Je peux vous dire que cette promesse je l’ai bien enfouie, bien profondément même, destination les oubliettes. Mais  » elle »  ne m’a pas oubliée et « elle » s’est rappelée à moi bien des années plus tard. Sans doute alors, y avait-il une place dans ma vie pour lui permettre de rejaillir. Mais j’aurais pu tout simplement remettre un couvercle dessus et ne pas prendre au sérieux ce qu’une jeune fille de 14 ans s’était un jour promis. Malgré toutes mes résistances bien présentes,  j’ai choisi de l’honorer et je suis partie. J’ai signé pour cinq jours en blouse blanche auprès des malades et des handicapés en pèlerinage à Lourdes, ce lieu qui me semblait alors si « ringard » et « désuet ».

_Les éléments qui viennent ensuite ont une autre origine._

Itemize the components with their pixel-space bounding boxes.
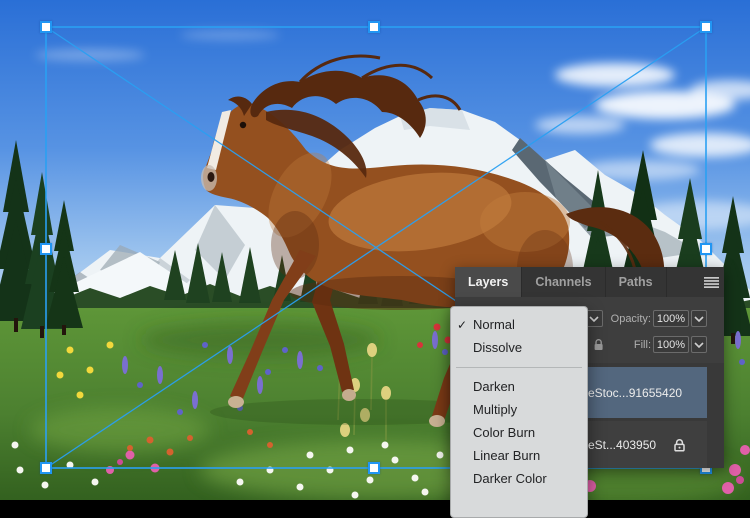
fill-value[interactable]: 100% bbox=[653, 336, 689, 353]
blend-mode-menu: ✓ Normal Dissolve Darken Multiply Color … bbox=[450, 306, 588, 518]
menu-item-label: Color Burn bbox=[473, 425, 535, 440]
menu-item-label: Linear Burn bbox=[473, 448, 540, 463]
menu-item-label: Multiply bbox=[473, 402, 517, 417]
transform-handle-middle-right[interactable] bbox=[700, 243, 712, 255]
chevron-down-icon bbox=[694, 342, 704, 348]
fill-label: Fill: bbox=[621, 339, 651, 351]
transform-handle-bottom-center[interactable] bbox=[368, 462, 380, 474]
tab-label: Layers bbox=[468, 275, 508, 289]
menu-item-label: Darken bbox=[473, 379, 515, 394]
tab-label: Channels bbox=[535, 275, 591, 289]
panel-menu-icon[interactable] bbox=[704, 277, 719, 288]
tab-paths[interactable]: Paths bbox=[606, 267, 667, 297]
fill-dropdown-button[interactable] bbox=[691, 336, 707, 353]
menu-item-label: Darker Color bbox=[473, 471, 547, 486]
transform-handle-top-center[interactable] bbox=[368, 21, 380, 33]
layer-name: eStoc...91655420 bbox=[588, 386, 682, 400]
opacity-label: Opacity: bbox=[606, 313, 651, 325]
checkmark-icon: ✓ bbox=[457, 318, 467, 332]
chevron-down-icon bbox=[589, 316, 599, 322]
menu-item-linear-burn[interactable]: Linear Burn bbox=[451, 444, 587, 467]
menu-item-dissolve[interactable]: Dissolve bbox=[451, 336, 587, 359]
lock-icon[interactable] bbox=[673, 438, 686, 452]
tab-label: Paths bbox=[619, 275, 653, 289]
menu-item-darken[interactable]: Darken bbox=[451, 375, 587, 398]
lock-icon[interactable] bbox=[593, 338, 604, 351]
chevron-down-icon bbox=[694, 316, 704, 322]
menu-item-label: Dissolve bbox=[473, 340, 522, 355]
menu-item-color-burn[interactable]: Color Burn bbox=[451, 421, 587, 444]
menu-item-multiply[interactable]: Multiply bbox=[451, 398, 587, 421]
layer-name: eSt...403950 bbox=[588, 438, 656, 452]
transform-handle-top-right[interactable] bbox=[700, 21, 712, 33]
opacity-dropdown-button[interactable] bbox=[691, 310, 707, 327]
opacity-value[interactable]: 100% bbox=[653, 310, 689, 327]
menu-item-label: Normal bbox=[473, 317, 515, 332]
transform-handle-top-left[interactable] bbox=[40, 21, 52, 33]
menu-separator bbox=[456, 367, 582, 368]
menu-item-normal[interactable]: ✓ Normal bbox=[451, 313, 587, 336]
panel-tab-bar: Layers Channels Paths bbox=[455, 267, 724, 297]
transform-handle-bottom-left[interactable] bbox=[40, 462, 52, 474]
menu-item-darker-color[interactable]: Darker Color bbox=[451, 467, 587, 490]
transform-handle-middle-left[interactable] bbox=[40, 243, 52, 255]
tab-layers[interactable]: Layers bbox=[455, 267, 522, 297]
tab-channels[interactable]: Channels bbox=[522, 267, 605, 297]
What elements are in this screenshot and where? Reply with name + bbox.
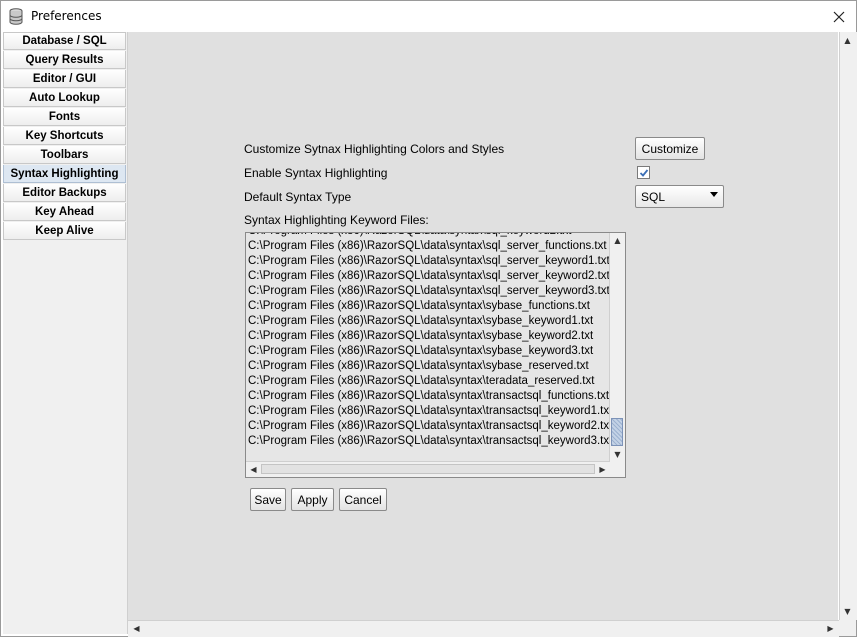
scroll-left-arrow-icon[interactable]: ◀: [129, 621, 144, 636]
list-vertical-scrollbar[interactable]: ▲ ▼: [609, 233, 625, 462]
panel-vertical-scrollbar[interactable]: ▲ ▼: [839, 32, 857, 620]
close-button[interactable]: [822, 1, 856, 32]
list-scroll-corner: [610, 462, 625, 477]
sidebar-item-editor-backups[interactable]: Editor Backups: [3, 184, 126, 202]
enable-syntax-checkbox[interactable]: [637, 166, 650, 179]
list-item[interactable]: C:\Program Files (x86)\RazorSQL\data\syn…: [248, 344, 610, 359]
default-syntax-label: Default Syntax Type: [244, 190, 352, 204]
keyword-files-rows: C:\Program Files (x86)\RazorSQL\data\syn…: [248, 233, 610, 449]
sidebar-item-key-ahead[interactable]: Key Ahead: [3, 203, 126, 221]
panel-horizontal-scrollbar[interactable]: ◀ ▶: [128, 620, 839, 637]
list-item[interactable]: C:\Program Files (x86)\RazorSQL\data\syn…: [248, 299, 610, 314]
list-item[interactable]: C:\Program Files (x86)\RazorSQL\data\syn…: [248, 239, 610, 254]
default-syntax-select[interactable]: SQL: [635, 185, 724, 208]
title-bar: Preferences: [1, 1, 856, 32]
sidebar-item-toolbars[interactable]: Toolbars: [3, 146, 126, 164]
scroll-corner: [839, 620, 856, 636]
list-scroll-up-icon[interactable]: ▲: [610, 233, 625, 248]
customize-label: Customize Sytnax Highlighting Colors and…: [244, 142, 505, 156]
list-item[interactable]: C:\Program Files (x86)\RazorSQL\data\syn…: [248, 269, 610, 284]
keyword-files-label: Syntax Highlighting Keyword Files:: [244, 213, 429, 227]
list-scroll-left-icon[interactable]: ◀: [246, 462, 261, 477]
keyword-files-viewport: C:\Program Files (x86)\RazorSQL\data\syn…: [246, 233, 610, 462]
database-icon: [9, 8, 23, 25]
list-horizontal-scrollbar[interactable]: ◀ ▶: [246, 461, 610, 477]
preferences-window: Preferences Database / SQL Query Results…: [0, 0, 857, 637]
checkmark-icon: [639, 168, 648, 177]
sidebar-item-query-results[interactable]: Query Results: [3, 51, 126, 69]
sidebar-item-key-shortcuts[interactable]: Key Shortcuts: [3, 127, 126, 145]
save-button[interactable]: Save: [250, 488, 286, 511]
cancel-button[interactable]: Cancel: [339, 488, 387, 511]
list-item[interactable]: C:\Program Files (x86)\RazorSQL\data\syn…: [248, 374, 610, 389]
list-item[interactable]: C:\Program Files (x86)\RazorSQL\data\syn…: [248, 404, 610, 419]
enable-syntax-label: Enable Syntax Highlighting: [244, 166, 388, 180]
list-item[interactable]: C:\Program Files (x86)\RazorSQL\data\syn…: [248, 254, 610, 269]
list-horizontal-thumb[interactable]: [261, 464, 595, 474]
customize-button[interactable]: Customize: [635, 137, 705, 160]
list-scroll-thumb[interactable]: [611, 418, 623, 446]
list-item[interactable]: C:\Program Files (x86)\RazorSQL\data\syn…: [248, 419, 610, 434]
scroll-up-arrow-icon[interactable]: ▲: [840, 33, 855, 48]
list-item[interactable]: C:\Program Files (x86)\RazorSQL\data\syn…: [248, 314, 610, 329]
sidebar-item-fonts[interactable]: Fonts: [3, 108, 126, 126]
list-item[interactable]: C:\Program Files (x86)\RazorSQL\data\syn…: [248, 389, 610, 404]
list-scroll-right-icon[interactable]: ▶: [595, 462, 610, 477]
list-item[interactable]: C:\Program Files (x86)\RazorSQL\data\syn…: [248, 434, 610, 449]
sidebar-item-database-sql[interactable]: Database / SQL: [3, 32, 126, 50]
sidebar-item-auto-lookup[interactable]: Auto Lookup: [3, 89, 126, 107]
sidebar-item-keep-alive[interactable]: Keep Alive: [3, 222, 126, 240]
scroll-right-arrow-icon[interactable]: ▶: [823, 621, 838, 636]
list-item[interactable]: C:\Program Files (x86)\RazorSQL\data\syn…: [248, 329, 610, 344]
sidebar-item-syntax-highlighting[interactable]: Syntax Highlighting: [3, 165, 126, 183]
keyword-files-list[interactable]: C:\Program Files (x86)\RazorSQL\data\syn…: [245, 232, 626, 478]
window-title: Preferences: [31, 9, 102, 23]
list-item[interactable]: C:\Program Files (x86)\RazorSQL\data\syn…: [248, 359, 610, 374]
preferences-sidebar: Database / SQL Query Results Editor / GU…: [3, 32, 128, 634]
close-icon: [833, 11, 845, 22]
apply-button[interactable]: Apply: [291, 488, 334, 511]
list-item[interactable]: C:\Program Files (x86)\RazorSQL\data\syn…: [248, 284, 610, 299]
scroll-down-arrow-icon[interactable]: ▼: [840, 604, 855, 619]
sidebar-item-editor-gui[interactable]: Editor / GUI: [3, 70, 126, 88]
chevron-down-icon: [710, 192, 718, 197]
list-scroll-down-icon[interactable]: ▼: [610, 447, 625, 462]
default-syntax-value: SQL: [641, 190, 666, 204]
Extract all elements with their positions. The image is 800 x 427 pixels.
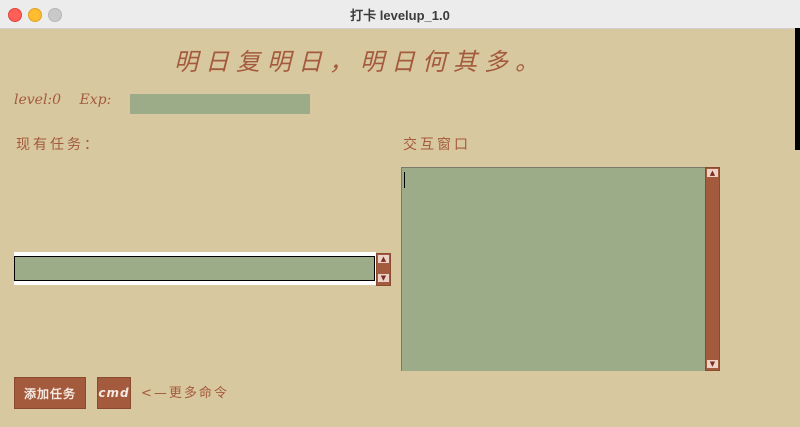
task-list-scrollbar[interactable]: ▲ ▼ <box>376 253 391 286</box>
exp-label: Exp: <box>79 92 112 108</box>
console-scrollbar[interactable]: ▲ ▼ <box>705 167 720 371</box>
task-list-area <box>14 252 376 285</box>
add-task-button[interactable]: 添加任务 <box>14 377 86 409</box>
task-list[interactable] <box>14 256 375 281</box>
scroll-down-arrow-icon[interactable]: ▼ <box>707 360 718 368</box>
more-commands-hint: <—更多命令 <box>141 386 229 401</box>
exp-progress-bar <box>130 94 310 114</box>
level-row: level:0 Exp: <box>14 92 125 108</box>
tasks-label: 现有任务： <box>16 137 101 153</box>
scroll-down-arrow-icon[interactable]: ▼ <box>378 274 389 282</box>
app-content: 明日复明日，明日何其多。 level:0 Exp: 现有任务： 交互窗口 ▲ ▼… <box>0 28 800 427</box>
level-label: level:0 <box>14 92 62 108</box>
cmd-button[interactable]: cmd <box>97 377 131 409</box>
console-textarea[interactable] <box>401 167 705 371</box>
motto-heading: 明日复明日，明日何其多。 <box>174 48 546 76</box>
scroll-up-arrow-icon[interactable]: ▲ <box>707 169 718 177</box>
scroll-up-arrow-icon[interactable]: ▲ <box>378 255 389 263</box>
text-cursor <box>404 172 405 188</box>
console-label: 交互窗口 <box>403 137 471 153</box>
title-bar: 打卡 levelup_1.0 <box>0 0 800 29</box>
window-edge <box>795 28 800 150</box>
window-title: 打卡 levelup_1.0 <box>350 8 450 23</box>
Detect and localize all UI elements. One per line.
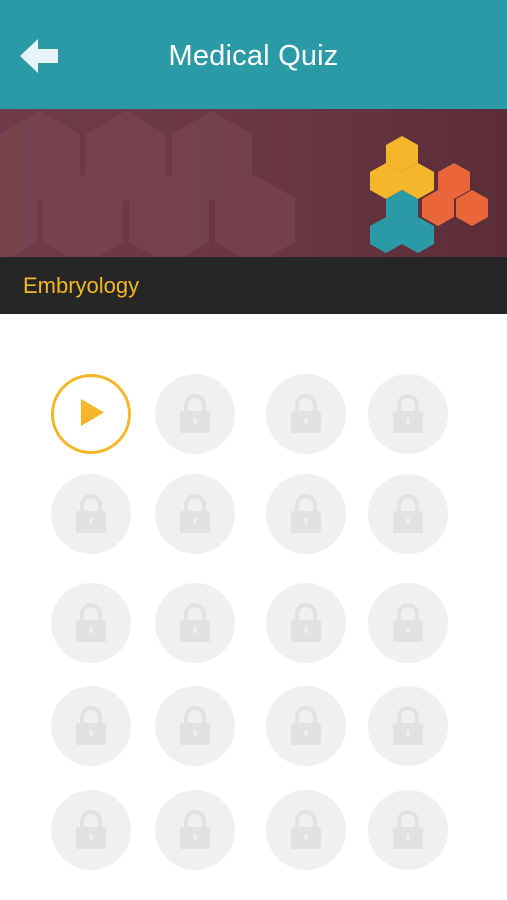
lock-icon: [180, 603, 210, 642]
level-button-locked: [266, 374, 346, 454]
banner-hexagon-illustration: [0, 111, 488, 257]
lock-icon: [393, 494, 423, 533]
lock-icon: [180, 706, 210, 745]
level-button-locked: [266, 686, 346, 766]
lock-icon: [393, 706, 423, 745]
lock-icon: [76, 706, 106, 745]
category-bar: Embryology: [0, 257, 507, 314]
lock-icon: [76, 603, 106, 642]
page-title: Medical Quiz: [168, 40, 339, 72]
app-header: Medical Quiz: [0, 0, 507, 109]
level-button-locked: [51, 583, 131, 663]
level-button-locked: [368, 474, 448, 554]
category-title: Embryology: [23, 273, 140, 298]
lock-icon: [393, 394, 423, 433]
level-button-locked: [155, 790, 235, 870]
level-button-locked: [51, 686, 131, 766]
level-button-locked: [266, 790, 346, 870]
lock-icon: [393, 603, 423, 642]
lock-icon: [180, 494, 210, 533]
level-button-locked: [155, 474, 235, 554]
lock-icon: [180, 810, 210, 849]
lock-icon: [291, 394, 321, 433]
level-button-locked: [368, 686, 448, 766]
level-button-locked: [51, 790, 131, 870]
lock-icon: [180, 394, 210, 433]
lock-icon: [291, 603, 321, 642]
level-button-play[interactable]: [51, 374, 131, 454]
lock-icon: [291, 706, 321, 745]
level-button-locked: [368, 374, 448, 454]
lock-icon: [291, 494, 321, 533]
level-button-locked: [155, 374, 235, 454]
level-button-locked: [51, 474, 131, 554]
category-banner: [0, 109, 507, 257]
level-button-locked: [368, 583, 448, 663]
lock-icon: [76, 810, 106, 849]
level-button-locked: [266, 474, 346, 554]
level-button-locked: [266, 583, 346, 663]
level-button-locked: [368, 790, 448, 870]
level-grid: [0, 314, 507, 900]
level-button-locked: [155, 686, 235, 766]
lock-icon: [291, 810, 321, 849]
lock-icon: [393, 810, 423, 849]
level-button-locked: [155, 583, 235, 663]
lock-icon: [76, 494, 106, 533]
play-icon: [81, 399, 104, 426]
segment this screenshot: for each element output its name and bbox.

Je me suis ainsi retrouvée avec des personnes qui ne parlaient pas la même langue que moi. Et pour moi il y avait deux options possibles : je pouvais simplement prendre soin d’elles, c’est à dire les laver, les habiller, les nourrir, être là à côté ; et/ou je pouvais prendre soin d’elles et chercher aussi à les rencontrer en tant que personne. J’ai plongé et j’ai choisi de les rencontrer. Ce qui plus concrètement consistait à me dépouiller de mes codes habituels et de mes repères pour épouser les leurs et apprendre leur langage. C’était le seul moyen pour être en mesure de découvrir qui se cachait derrière les apparences, qui parfois, il faut bien le dire, me donnaient plutôt envie de m’enfuir.

Mais une fois de plus j’ai été profondément gâtée par ce que la vie m’a donnée. De ces personnes j’ai ô combien appris ce que l’humilité et la vulnérabilité ont de précieux si nous voulons vraiment nous rencontrer et nous aimer. Pas pour combler nos manques ou satisfaire nos envies ou nos désirs mais pour nous « co-naître » c’est à dire « naître ensemble ». Et partager ainsi notre intimité pour nous lier et nous relier.

J’ai compris combien en prenant soin de leur vulnérabilité, de leur handicap et de leur maladie, je prenais soin à travers elles, de mes propres handicaps, de ceux qui ne se voient pas mais qui sont bien là et qui font de moi une femme humaine.

« Derrière les apparences » il y a la rencontre de l’Autre qui me renvoie aussi à cet Autre en moi, celui que je ne vois pas à la lumière du jour ou que je ne veux pas voir, mais qui est bien là dans le secret de mes « nuits ».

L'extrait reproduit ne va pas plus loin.